Kabare : la société civile de Mudusa dénonce une nouvelle vague d’attaques armées

La société civile du groupement de Mudusa, en territoire de Kabare, alerte sur la recrudescence de l’insécurité dans cette partie.
Dans la nuit du 11 au 12 septembre 2025, des hommes armés non identifiés ont attaqué les sous-villages de Cirhagabwa, Misimbi et Luhoko, semant la panique parmi la population.

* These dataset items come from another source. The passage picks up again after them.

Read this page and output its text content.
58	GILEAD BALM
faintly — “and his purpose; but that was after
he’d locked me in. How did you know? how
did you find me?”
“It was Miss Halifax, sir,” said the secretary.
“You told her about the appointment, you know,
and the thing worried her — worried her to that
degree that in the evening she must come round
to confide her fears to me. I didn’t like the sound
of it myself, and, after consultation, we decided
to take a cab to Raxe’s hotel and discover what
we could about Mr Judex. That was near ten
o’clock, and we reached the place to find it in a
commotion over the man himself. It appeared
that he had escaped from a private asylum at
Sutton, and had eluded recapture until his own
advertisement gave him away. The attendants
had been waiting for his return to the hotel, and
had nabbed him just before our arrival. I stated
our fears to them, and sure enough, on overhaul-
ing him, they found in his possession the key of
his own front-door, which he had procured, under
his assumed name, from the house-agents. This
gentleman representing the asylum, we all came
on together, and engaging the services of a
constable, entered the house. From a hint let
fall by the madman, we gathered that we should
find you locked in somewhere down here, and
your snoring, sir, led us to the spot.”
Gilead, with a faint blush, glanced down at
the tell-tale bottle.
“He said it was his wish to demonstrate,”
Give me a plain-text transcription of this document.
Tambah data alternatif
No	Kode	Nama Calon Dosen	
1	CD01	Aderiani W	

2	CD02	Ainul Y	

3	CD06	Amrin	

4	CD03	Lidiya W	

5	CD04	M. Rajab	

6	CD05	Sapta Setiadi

Selon la société civile de Mudusa, plus de dix maisons ont été violemment visitées. Plusieurs habitants ont été tabassés, tandis que des sommes importantes d’argent et des téléphones portables ont été emportés par les assaillants.
Dans une déclaration signée le 12 septembre par son rapporteur, Alain Ashuza, la société civile condamne « des actes barbares et inhumains » et appelle les autorités locales, provinciales et nationales à prendre leurs responsabilités pour rétablir la sécurité.
Elle exige l’ouverture immédiate d’enquêtes afin d’identifier les auteurs de ces attaques et de les traduire en justice.
En attendant, la société civile invite la population à rester vigilante, à s’unir et à collaborer avec les forces de sécurité en signalant tout mouvement suspect.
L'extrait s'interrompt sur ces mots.